President-elect Donald Trump campaigned on repealing and replacing the Affordable Care Act, including the part that mandates people buy insurance or else pay a penalty. However, experts say people without coverage still need to buy it because it may be awhile before that penalty goes away.
Jim Waters, president of the Bluegrass Institute, a free market think tank in Kentucky, said the Trump administration will move fast on replacing the ACA, but consumers should still err on the side of caution.
“They should go ahead and sign up and they can always drop it altogether at any time,” Waters said.
People buying insurance plans for 2017 also shouldn’t be worried that those policies will be cancelled before next year’s end, according to Scott Harrington, a professor of health care management at the University of Pennsylvania.
Harrington said insurers have contractual obligations that don't allow them to stop providing coverage before a term is up.
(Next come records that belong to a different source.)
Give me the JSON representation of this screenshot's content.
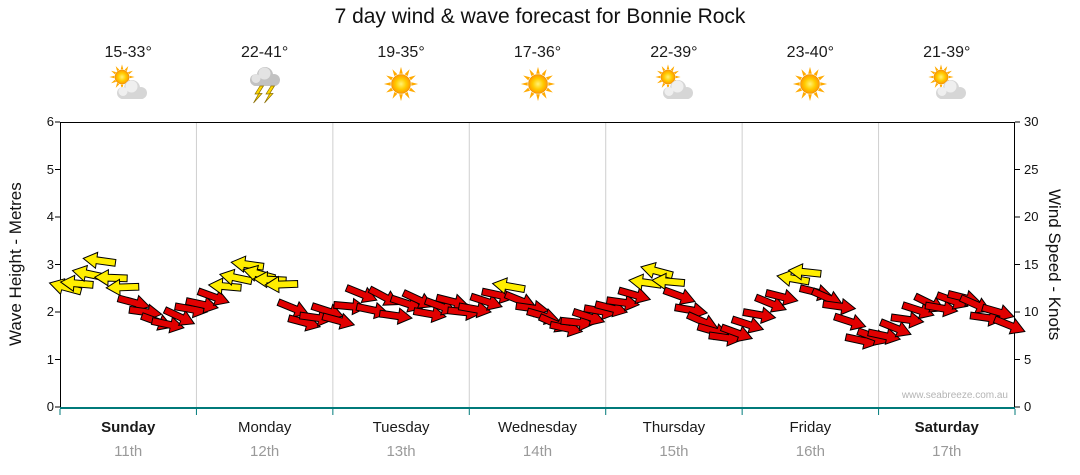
{
  "title": "7 day wind & wave forecast for Bonnie Rock",
  "watermark": "www.seabreeze.com.au",
  "days": [
    {
      "name": "Sunday",
      "date": "11th",
      "temp": "15-33°",
      "icon": "sun-cloud",
      "weekend": true
    },
    {
      "name": "Monday",
      "date": "12th",
      "temp": "22-41°",
      "icon": "storm",
      "weekend": false
    },
    {
      "name": "Tuesday",
      "date": "13th",
      "temp": "19-35°",
      "icon": "sun",
      "weekend": false
    },
    {
      "name": "Wednesday",
      "date": "14th",
      "temp": "17-36°",
      "icon": "sun",
      "weekend": false
    },
    {
      "name": "Thursday",
      "date": "15th",
      "temp": "22-39°",
      "icon": "sun-cloud",
      "weekend": false
    },
    {
      "name": "Friday",
      "date": "16th",
      "temp": "23-40°",
      "icon": "sun",
      "weekend": false
    },
    {
      "name": "Saturday",
      "date": "17th",
      "temp": "21-39°",
      "icon": "sun-cloud",
      "weekend": true
    }
  ],
  "chart_data": {
    "type": "scatter",
    "marker": "wind-arrow",
    "description": "Wind speed forecast shown as direction arrows. x = days from start of Sunday (0-7), value = wind speed in knots (right axis; left axis is wave height in metres at 1m = 5kn scale), dir = arrow rotation in degrees (0 = pointing right).",
    "axes": {
      "left_label": "Wave Height - Metres",
      "right_label": "Wind Speed - Knots",
      "left_ticks": [
        0,
        1,
        2,
        3,
        4,
        5,
        6
      ],
      "right_ticks": [
        0,
        5,
        10,
        15,
        20,
        25,
        30
      ],
      "left_range": [
        0,
        6
      ],
      "right_range": [
        0,
        30
      ],
      "x_range_days": [
        0,
        7
      ]
    },
    "color_rule": {
      "strong_min_knots": 12.5,
      "strong": "#ffee00",
      "moderate": "#e10000"
    },
    "points": [
      [
        0.04,
        12.6,
        195
      ],
      [
        0.125,
        13.0,
        185
      ],
      [
        0.21,
        14.0,
        192
      ],
      [
        0.29,
        15.4,
        188
      ],
      [
        0.375,
        13.6,
        182
      ],
      [
        0.46,
        12.6,
        178
      ],
      [
        0.54,
        11.0,
        15
      ],
      [
        0.625,
        10.0,
        8
      ],
      [
        0.71,
        9.0,
        20
      ],
      [
        0.79,
        8.7,
        12
      ],
      [
        0.875,
        9.5,
        25
      ],
      [
        0.96,
        10.3,
        10
      ],
      [
        1.04,
        10.8,
        12
      ],
      [
        1.125,
        11.6,
        20
      ],
      [
        1.21,
        12.7,
        185
      ],
      [
        1.29,
        13.6,
        192
      ],
      [
        1.375,
        15.0,
        188
      ],
      [
        1.46,
        14.0,
        195
      ],
      [
        1.54,
        13.4,
        183
      ],
      [
        1.625,
        12.9,
        178
      ],
      [
        1.71,
        10.4,
        22
      ],
      [
        1.79,
        8.9,
        15
      ],
      [
        1.875,
        9.4,
        8
      ],
      [
        1.96,
        10.1,
        18
      ],
      [
        2.04,
        9.1,
        15
      ],
      [
        2.125,
        10.6,
        5
      ],
      [
        2.21,
        11.9,
        22
      ],
      [
        2.29,
        10.2,
        12
      ],
      [
        2.375,
        11.6,
        28
      ],
      [
        2.46,
        9.6,
        8
      ],
      [
        2.54,
        10.9,
        18
      ],
      [
        2.625,
        11.3,
        25
      ],
      [
        2.71,
        9.8,
        10
      ],
      [
        2.79,
        10.6,
        20
      ],
      [
        2.875,
        11.1,
        14
      ],
      [
        2.96,
        10.0,
        6
      ],
      [
        3.04,
        10.3,
        10
      ],
      [
        3.125,
        11.1,
        18
      ],
      [
        3.21,
        11.8,
        12
      ],
      [
        3.29,
        12.7,
        190
      ],
      [
        3.375,
        11.2,
        22
      ],
      [
        3.46,
        10.4,
        8
      ],
      [
        3.54,
        9.6,
        16
      ],
      [
        3.625,
        8.8,
        24
      ],
      [
        3.71,
        8.3,
        12
      ],
      [
        3.79,
        8.9,
        6
      ],
      [
        3.875,
        9.5,
        18
      ],
      [
        3.96,
        10.1,
        10
      ],
      [
        4.04,
        10.4,
        14
      ],
      [
        4.125,
        11.0,
        8
      ],
      [
        4.21,
        11.8,
        16
      ],
      [
        4.29,
        13.1,
        188
      ],
      [
        4.375,
        14.3,
        195
      ],
      [
        4.46,
        13.2,
        185
      ],
      [
        4.54,
        11.7,
        20
      ],
      [
        4.625,
        10.2,
        10
      ],
      [
        4.71,
        9.0,
        24
      ],
      [
        4.79,
        8.0,
        16
      ],
      [
        4.875,
        7.3,
        8
      ],
      [
        4.96,
        7.8,
        20
      ],
      [
        5.04,
        8.7,
        18
      ],
      [
        5.125,
        9.7,
        10
      ],
      [
        5.21,
        10.9,
        22
      ],
      [
        5.29,
        11.6,
        14
      ],
      [
        5.375,
        13.5,
        190
      ],
      [
        5.46,
        14.2,
        186
      ],
      [
        5.54,
        12.1,
        14
      ],
      [
        5.625,
        11.5,
        24
      ],
      [
        5.71,
        10.6,
        8
      ],
      [
        5.79,
        9.0,
        18
      ],
      [
        5.875,
        7.0,
        12
      ],
      [
        5.96,
        7.4,
        20
      ],
      [
        6.04,
        7.5,
        12
      ],
      [
        6.125,
        8.3,
        22
      ],
      [
        6.21,
        9.2,
        8
      ],
      [
        6.29,
        10.2,
        18
      ],
      [
        6.375,
        10.9,
        26
      ],
      [
        6.46,
        10.4,
        10
      ],
      [
        6.54,
        11.2,
        20
      ],
      [
        6.625,
        11.5,
        14
      ],
      [
        6.71,
        10.8,
        24
      ],
      [
        6.79,
        9.4,
        8
      ],
      [
        6.875,
        10.0,
        16
      ],
      [
        6.96,
        8.6,
        22
      ]
    ]
  }
}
Insurers also have to notify the state that they won’t be selling insurance anymore, which is a state policy separate from the ACA.
“People should not think that just because of this election that they need to do anything different, or that they should be fearful that if they paid premiums for coverage, wonder whether they’re going to get that coverage,” Harrington said.
It could take years to undo the federal regulations that cemented the law. However, Trump could drop an appeal of House v. Burwell, which challenged President Obama’s executive order that funds subsidies that more than half of Kentuckians received to pay for individual market coverage on Kynect and now Healthcare.gov.
If that happened, insurers would no longer receive the money from the federal government for those subsidies but still be legally obligated to keep providing insurance. Insurers would likely drop out for the 2018 plan year. Still, 2017 plans wouldn’t be affected by that.
“I doubt that the individual mandate will be continued,” said Christine Eibner, senior economist at research group RAND Corporation. “But it could take a little while for this repeal and replace proposal to be enacted, and you’re taking a risk that the penalty won’t be there for the 2017 plan year."
A possible replacement of the individual mandate might be the Republican plan, which proposes a "continuous coverage" requirement. Under that type of plan, if a person has coverage and continues the policy without gaps in time, insurers wouldn’t be able to increase prices for having a pre-existing condition like diabetes or cancer.
But if there’s a gap in insurance coverage, an insurer could deny coverage.